De son côté, le Brésil est l'un des principaux fournisseurs d'aliments de Cuba, à qui il accorde des facilités de paiement, et l'administration Rousseff a consenti de gros investissements sur l'île en matière d'infrastructures.

A eux deux, Brésil et Venezuela règlent aussi une bonne partie des 12 milliards de dollars de services médicaux étrangers fournis par l'île, qui constituent aujourd'hui sa principale source de devises.

Mais "cela coûte beaucoup au Venezuela et au Brésil, qui pourraient être obligés d'envisager des solutions moins coûteuses pour compenser leurs carences en matière de santé", observe Paul Webster Hare, professeur de relations internationales à l'Université de Boston, aux Etats-Unis.

Interrogé par l'AFP sur le futur des relations Cuba-Brésil, un fonctionnaire du gouvernement du nouveau président Michel Temer a assuré qu'il n'était pas question pour l'heure de réviser la relation commerciale avec Cuba.

"Nous avons des intérêts dans ce pays et eux ont des intérêts ici", a-t-il brièvement résumé.

Reste que pour Jorge Duany, du "Cuban Research Institute" de l'université de Floride, la nouvelle donne continentale va contraindre Cuba à "réorienter ses relations diplomatiques en Amérique latine".

Certains voient même dans le dégel engagé voici 17 mois avec les Etats-Unis l'opportunité d'un nouveau partenariat profitable pour Cuba.

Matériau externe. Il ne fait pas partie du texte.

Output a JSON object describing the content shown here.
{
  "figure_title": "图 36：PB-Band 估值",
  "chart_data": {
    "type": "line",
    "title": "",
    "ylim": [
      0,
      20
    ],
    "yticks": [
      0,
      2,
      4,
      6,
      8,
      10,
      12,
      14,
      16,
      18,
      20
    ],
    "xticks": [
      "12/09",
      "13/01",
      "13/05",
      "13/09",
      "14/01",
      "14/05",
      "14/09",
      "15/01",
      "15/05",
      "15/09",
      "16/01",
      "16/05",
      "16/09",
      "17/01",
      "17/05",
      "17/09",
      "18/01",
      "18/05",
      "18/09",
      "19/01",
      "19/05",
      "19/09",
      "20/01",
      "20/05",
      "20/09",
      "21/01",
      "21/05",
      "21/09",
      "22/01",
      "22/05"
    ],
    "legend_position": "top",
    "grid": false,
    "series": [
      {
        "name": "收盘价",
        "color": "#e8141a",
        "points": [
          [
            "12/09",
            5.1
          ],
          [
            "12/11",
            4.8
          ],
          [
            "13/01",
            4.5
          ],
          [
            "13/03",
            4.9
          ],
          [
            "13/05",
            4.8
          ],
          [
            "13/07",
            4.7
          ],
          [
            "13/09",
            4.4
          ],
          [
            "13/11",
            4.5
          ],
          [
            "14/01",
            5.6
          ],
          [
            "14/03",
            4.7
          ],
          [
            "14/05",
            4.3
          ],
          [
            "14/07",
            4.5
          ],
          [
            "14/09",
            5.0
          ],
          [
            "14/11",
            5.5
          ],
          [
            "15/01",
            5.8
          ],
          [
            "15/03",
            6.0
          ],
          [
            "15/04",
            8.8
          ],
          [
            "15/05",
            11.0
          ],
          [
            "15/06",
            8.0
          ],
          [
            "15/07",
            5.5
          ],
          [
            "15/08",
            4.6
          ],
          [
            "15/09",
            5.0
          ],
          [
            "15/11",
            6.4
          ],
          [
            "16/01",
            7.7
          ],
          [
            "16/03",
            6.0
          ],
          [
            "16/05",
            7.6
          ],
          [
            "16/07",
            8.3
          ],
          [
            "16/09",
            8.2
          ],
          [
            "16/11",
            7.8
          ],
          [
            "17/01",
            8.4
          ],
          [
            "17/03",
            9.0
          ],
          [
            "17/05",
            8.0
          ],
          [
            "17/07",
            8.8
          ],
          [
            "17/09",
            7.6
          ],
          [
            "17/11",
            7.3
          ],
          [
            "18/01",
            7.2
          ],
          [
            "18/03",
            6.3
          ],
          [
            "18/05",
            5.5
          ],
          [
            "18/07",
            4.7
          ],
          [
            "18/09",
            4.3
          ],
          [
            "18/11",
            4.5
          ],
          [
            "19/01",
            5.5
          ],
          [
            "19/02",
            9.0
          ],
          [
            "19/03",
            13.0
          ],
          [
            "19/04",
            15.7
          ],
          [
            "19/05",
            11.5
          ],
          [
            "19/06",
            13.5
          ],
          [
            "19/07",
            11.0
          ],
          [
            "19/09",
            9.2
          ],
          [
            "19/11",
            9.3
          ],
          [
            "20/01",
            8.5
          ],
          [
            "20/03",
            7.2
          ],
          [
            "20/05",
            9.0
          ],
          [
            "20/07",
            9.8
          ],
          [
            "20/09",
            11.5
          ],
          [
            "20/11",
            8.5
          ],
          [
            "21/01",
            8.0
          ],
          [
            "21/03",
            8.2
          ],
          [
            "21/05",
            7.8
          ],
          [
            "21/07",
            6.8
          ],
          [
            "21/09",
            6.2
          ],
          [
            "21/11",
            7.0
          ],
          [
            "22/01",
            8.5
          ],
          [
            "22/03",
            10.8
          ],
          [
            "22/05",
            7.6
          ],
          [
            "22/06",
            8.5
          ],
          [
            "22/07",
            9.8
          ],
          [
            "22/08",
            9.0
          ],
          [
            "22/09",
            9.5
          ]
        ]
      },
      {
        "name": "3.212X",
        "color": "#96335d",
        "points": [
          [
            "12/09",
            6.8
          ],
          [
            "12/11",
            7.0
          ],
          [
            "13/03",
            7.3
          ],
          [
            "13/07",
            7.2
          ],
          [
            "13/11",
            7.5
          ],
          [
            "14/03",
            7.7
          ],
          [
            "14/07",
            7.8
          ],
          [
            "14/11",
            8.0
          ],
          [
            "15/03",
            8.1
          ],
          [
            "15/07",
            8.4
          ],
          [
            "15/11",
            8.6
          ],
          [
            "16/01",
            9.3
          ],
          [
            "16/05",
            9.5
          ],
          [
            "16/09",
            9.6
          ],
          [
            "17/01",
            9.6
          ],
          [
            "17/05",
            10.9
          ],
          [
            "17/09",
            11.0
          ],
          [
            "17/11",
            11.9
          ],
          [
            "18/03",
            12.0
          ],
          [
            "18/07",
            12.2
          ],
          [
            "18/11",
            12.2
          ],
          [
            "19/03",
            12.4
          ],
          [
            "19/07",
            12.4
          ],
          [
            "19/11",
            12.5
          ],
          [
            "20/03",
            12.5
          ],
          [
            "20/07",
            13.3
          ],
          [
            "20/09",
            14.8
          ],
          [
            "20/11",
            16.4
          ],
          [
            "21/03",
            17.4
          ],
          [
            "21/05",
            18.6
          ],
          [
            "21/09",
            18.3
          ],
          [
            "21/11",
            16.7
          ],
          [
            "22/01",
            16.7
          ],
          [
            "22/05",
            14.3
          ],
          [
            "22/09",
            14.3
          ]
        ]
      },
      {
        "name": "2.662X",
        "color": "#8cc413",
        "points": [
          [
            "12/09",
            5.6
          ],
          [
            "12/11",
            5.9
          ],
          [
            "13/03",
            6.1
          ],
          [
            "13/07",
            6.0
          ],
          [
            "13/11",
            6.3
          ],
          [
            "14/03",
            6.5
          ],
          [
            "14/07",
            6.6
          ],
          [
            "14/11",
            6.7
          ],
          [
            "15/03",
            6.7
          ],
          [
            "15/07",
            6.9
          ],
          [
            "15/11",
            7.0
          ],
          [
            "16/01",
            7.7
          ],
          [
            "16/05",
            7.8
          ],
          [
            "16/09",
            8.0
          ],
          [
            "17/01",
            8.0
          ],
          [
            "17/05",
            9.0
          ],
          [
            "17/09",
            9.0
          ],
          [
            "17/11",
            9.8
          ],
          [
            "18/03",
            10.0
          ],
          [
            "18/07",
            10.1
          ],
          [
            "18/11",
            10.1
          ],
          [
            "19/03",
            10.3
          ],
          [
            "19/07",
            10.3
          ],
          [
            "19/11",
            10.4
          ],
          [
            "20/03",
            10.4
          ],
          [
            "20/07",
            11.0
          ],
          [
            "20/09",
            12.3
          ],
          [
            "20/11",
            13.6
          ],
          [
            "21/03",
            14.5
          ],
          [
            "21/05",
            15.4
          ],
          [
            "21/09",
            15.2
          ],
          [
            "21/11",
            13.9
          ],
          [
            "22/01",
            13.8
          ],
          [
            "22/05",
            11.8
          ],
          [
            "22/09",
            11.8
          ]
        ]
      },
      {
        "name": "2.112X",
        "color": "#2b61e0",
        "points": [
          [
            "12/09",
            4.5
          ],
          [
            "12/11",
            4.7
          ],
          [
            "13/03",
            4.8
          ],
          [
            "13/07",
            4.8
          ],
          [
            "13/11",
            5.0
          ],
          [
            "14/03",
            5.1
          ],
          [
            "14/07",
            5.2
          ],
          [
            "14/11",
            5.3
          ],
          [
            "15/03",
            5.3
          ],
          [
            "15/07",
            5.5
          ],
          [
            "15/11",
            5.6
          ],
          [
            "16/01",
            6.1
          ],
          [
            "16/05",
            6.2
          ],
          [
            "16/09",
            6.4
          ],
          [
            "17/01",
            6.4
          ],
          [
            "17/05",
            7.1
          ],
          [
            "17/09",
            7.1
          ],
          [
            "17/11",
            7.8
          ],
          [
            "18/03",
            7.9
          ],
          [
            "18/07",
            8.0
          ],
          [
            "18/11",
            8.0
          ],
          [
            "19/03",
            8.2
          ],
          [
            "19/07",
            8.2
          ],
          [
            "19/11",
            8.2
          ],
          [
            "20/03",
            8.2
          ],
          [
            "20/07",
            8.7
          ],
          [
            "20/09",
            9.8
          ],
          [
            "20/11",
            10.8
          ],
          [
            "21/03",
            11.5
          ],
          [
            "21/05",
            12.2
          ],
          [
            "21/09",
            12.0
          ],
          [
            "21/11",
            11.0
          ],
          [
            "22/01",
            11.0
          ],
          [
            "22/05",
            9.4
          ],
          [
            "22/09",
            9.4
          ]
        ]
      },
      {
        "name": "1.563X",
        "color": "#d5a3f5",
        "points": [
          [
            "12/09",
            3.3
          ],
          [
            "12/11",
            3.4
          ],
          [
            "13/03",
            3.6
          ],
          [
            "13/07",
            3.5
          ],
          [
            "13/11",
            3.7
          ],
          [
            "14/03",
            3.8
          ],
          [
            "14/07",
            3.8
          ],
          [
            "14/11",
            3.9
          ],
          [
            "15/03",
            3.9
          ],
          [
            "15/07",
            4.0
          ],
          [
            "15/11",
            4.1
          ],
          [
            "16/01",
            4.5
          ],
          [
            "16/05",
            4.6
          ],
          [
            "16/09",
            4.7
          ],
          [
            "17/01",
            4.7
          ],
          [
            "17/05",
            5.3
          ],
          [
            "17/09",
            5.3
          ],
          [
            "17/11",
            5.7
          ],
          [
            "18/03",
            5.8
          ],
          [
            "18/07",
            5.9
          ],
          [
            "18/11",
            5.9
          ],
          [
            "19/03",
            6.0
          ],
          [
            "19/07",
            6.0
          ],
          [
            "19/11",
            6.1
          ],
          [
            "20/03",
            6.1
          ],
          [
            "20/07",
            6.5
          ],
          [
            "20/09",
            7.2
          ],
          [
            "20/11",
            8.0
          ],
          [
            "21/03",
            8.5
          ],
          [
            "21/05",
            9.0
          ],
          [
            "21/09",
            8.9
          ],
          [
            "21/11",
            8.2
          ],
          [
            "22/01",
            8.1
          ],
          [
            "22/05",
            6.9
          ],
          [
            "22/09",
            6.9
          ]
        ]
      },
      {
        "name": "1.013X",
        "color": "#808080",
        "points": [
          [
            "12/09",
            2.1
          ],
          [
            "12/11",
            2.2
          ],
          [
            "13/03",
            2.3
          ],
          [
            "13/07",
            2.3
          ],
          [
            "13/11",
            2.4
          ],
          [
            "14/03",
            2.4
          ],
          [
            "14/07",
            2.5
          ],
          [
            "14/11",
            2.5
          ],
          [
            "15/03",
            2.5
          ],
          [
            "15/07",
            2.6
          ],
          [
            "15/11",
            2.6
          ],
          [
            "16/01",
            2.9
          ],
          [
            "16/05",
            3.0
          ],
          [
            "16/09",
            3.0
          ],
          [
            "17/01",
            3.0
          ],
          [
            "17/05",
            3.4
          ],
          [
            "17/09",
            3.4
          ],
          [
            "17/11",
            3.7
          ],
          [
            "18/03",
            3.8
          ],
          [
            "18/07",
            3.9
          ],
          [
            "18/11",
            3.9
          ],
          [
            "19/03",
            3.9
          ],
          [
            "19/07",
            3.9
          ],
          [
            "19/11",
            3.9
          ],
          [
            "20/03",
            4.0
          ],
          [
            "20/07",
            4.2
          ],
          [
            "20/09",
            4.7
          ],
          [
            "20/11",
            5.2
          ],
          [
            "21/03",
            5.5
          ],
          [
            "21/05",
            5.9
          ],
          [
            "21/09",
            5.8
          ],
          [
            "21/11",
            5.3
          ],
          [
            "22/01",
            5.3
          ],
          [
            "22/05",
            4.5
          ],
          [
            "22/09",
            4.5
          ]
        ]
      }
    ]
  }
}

"Il est possible d'interpréter en partie le rapprochement diplomatique du gouvernement de Raul Castro avec les Etats-Unis comme une réponse préventive à la détérioration économique et politique du Venezuela", analyse M. Duany.

M. Shifter juge quand à lui "raisonnable d'espérer que les importations cubaines en provenance des Etats-Unis continuent à croître, particulièrement si les restrictions se réduisent, et si l'embargo (imposé à l'île depuis 1962, ndlr) est enfin levé" par le Congrès américain.

En attendant, Cuba soigne ses relations avec d'autres partenaires.

La Havane a soldé fin 2015 ses comptes avec les créanciers du Club de Paris, et, en mars dernier, l'île a conclu un accord de dialogue politique et de coopération avec l'Union européenne.